There’s the senior juggling multiple job offers. Highly confident in their skill sets (and rightfully so), these seniors are milking the process that they already excelled in not too long ago when looking for internships. They want to make as informed of a decision as possible, because they are able to. Good for them, I guess.

There’s the senior who ought to have a job by now, but doesn’t for some reason. Everyone expects this senior to have a job already because this senior is seemingly one of the smartest people you know on campus. You know that he or she has an awesome resume and would bring value to any company. I pity these seniors, because I know how great they are, and because they are arguably under the most pressure right now. But I am also admittedly frustrated that these highly qualified seniors are still struggling — if they have yet to figure it out, then how long is it going to take me?

And then there are the seniors without a job. Most seniors across the country, by the way. Nonetheless this category of college students contains further subspecies of seniors. There’s the senior who, fully aware of where he or she wants to be in five years, is preparing for the time to perform his or her own appropriate application kamikaze, given the timing of his or her respective career field of choice. There is the senior who is methodically, slowly researching his or her companies of choice and preparing for his or her application process accordingly. There is the senior contemplating the nuances of the fellowships, Fulbrights and other forms of foundational grant dollars available to him or her. There is the senior who is laying the groundwork for a variety of career paths, stalling to pick one conclusively. And let us not forget about the senior who is still putting the pieces together so that he or she can graduate on time.

As Dartmouth students we should be very familiar with the pressure, both internally and amongst our peers. We practically went through this already just to get here. What’s different about the job search, hypothetically, is that the stakes are raised. But is that really a divergence from what we experienced just to get here?

Yes, for some of us.

Without question, this time of our lives is especially unique. Therefore what we say and do in response to these situations is all the more earnest in intention.

I put together an application for a company with an hour left to go before the Dartmouth-specific application portal closed. I ended up missing the deadline by two minutes. I reload the page of full-time entry-level positions and see that around 100 entries are no longer on the page. That’s about a 75 to 80 percent decrease in a single second. I was able to perform that so-called back-of-the-envelope calculation because I’ve studied for case interviews in my recent past. Don’t be proud of me.

Part of me feels really bad for myself, but another part of me thinks I should probably feel more sullen than I do. Of course I power through yet another cover letter only to barely miss the mark. I deserve to throw my hands up at the sting of it. The fact is, my plan of attack was incorrectly calculated, and now I have to move on.

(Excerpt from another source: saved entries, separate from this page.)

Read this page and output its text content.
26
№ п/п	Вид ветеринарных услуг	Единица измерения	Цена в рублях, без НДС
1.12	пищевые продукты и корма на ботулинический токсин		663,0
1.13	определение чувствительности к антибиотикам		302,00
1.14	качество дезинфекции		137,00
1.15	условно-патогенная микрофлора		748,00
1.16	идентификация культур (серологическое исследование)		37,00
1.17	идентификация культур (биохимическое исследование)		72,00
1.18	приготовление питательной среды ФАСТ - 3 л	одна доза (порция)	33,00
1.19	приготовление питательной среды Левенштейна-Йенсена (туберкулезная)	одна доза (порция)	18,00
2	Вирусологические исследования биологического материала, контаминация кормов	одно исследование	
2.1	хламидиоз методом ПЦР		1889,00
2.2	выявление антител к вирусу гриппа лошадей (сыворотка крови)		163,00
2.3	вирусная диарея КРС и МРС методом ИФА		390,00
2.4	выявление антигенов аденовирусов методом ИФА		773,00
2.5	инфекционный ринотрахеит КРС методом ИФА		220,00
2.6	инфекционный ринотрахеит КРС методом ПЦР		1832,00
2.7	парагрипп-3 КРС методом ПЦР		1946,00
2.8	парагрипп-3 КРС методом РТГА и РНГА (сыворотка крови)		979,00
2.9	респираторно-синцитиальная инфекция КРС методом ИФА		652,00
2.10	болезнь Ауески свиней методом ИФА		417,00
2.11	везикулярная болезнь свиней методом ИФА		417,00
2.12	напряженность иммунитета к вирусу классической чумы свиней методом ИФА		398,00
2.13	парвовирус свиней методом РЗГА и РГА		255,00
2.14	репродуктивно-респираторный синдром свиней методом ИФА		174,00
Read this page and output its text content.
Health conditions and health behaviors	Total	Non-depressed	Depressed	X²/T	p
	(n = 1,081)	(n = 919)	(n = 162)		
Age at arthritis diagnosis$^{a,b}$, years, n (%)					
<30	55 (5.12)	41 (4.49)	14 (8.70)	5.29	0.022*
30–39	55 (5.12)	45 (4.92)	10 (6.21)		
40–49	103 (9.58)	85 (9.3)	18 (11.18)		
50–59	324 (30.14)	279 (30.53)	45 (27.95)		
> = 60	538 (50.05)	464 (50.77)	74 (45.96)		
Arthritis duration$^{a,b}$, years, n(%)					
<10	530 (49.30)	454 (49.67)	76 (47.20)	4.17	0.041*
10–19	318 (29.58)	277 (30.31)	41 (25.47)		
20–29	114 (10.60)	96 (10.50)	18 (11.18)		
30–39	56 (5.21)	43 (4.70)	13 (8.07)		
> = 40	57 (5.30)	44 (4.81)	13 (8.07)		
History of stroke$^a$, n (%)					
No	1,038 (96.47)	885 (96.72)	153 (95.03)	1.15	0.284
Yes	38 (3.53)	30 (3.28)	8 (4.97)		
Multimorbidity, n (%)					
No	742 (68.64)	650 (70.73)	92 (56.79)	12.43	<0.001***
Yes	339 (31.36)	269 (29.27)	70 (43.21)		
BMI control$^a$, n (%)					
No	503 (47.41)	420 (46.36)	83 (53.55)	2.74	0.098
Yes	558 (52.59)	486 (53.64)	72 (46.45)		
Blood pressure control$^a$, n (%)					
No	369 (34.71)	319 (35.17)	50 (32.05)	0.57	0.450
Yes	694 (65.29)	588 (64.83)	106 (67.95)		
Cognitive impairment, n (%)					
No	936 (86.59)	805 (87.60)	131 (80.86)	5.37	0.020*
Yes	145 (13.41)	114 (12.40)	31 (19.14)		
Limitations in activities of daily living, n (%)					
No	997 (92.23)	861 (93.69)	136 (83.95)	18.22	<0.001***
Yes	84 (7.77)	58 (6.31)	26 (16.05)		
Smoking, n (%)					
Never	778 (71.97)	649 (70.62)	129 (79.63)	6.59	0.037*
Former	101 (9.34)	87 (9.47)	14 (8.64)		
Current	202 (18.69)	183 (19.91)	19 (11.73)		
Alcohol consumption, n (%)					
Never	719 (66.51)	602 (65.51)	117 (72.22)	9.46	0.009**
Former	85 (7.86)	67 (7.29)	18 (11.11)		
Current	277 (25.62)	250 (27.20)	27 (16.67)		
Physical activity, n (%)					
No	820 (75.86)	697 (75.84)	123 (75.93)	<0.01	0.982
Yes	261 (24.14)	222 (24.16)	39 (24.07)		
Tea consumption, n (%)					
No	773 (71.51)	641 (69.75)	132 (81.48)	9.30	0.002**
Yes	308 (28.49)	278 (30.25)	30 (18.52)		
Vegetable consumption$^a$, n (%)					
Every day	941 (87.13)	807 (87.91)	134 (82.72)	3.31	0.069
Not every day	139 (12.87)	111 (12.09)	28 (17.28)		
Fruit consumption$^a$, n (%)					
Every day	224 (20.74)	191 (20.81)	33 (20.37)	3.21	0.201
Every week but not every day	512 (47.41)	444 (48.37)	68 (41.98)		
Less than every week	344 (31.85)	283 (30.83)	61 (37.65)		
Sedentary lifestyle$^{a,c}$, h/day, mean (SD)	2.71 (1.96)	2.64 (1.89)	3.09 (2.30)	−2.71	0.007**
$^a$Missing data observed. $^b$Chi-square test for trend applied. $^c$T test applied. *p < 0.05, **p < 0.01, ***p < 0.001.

Clearly I don’t yet know what I am doing with this whole thing. Unlike the college selection process, I have no idea which firms might want to hire me and which ones won’t even make it to my resume. But that’s beside the point.

The next time you walk past a senior today, give him or her a meaningful greeting of some kind. A high five will probably do (for me at least). It’s really up to you and what you think is best. Do not do this because you perceive your senior friends to be sad, pathetic creatures clawing at the remains of their college existence. Even if that may be true.

Do this instead because you have only a faint idea of the kinds of decisions seniors across all walks of campus are considering right about now, with less than a third of our senior fall under our belts.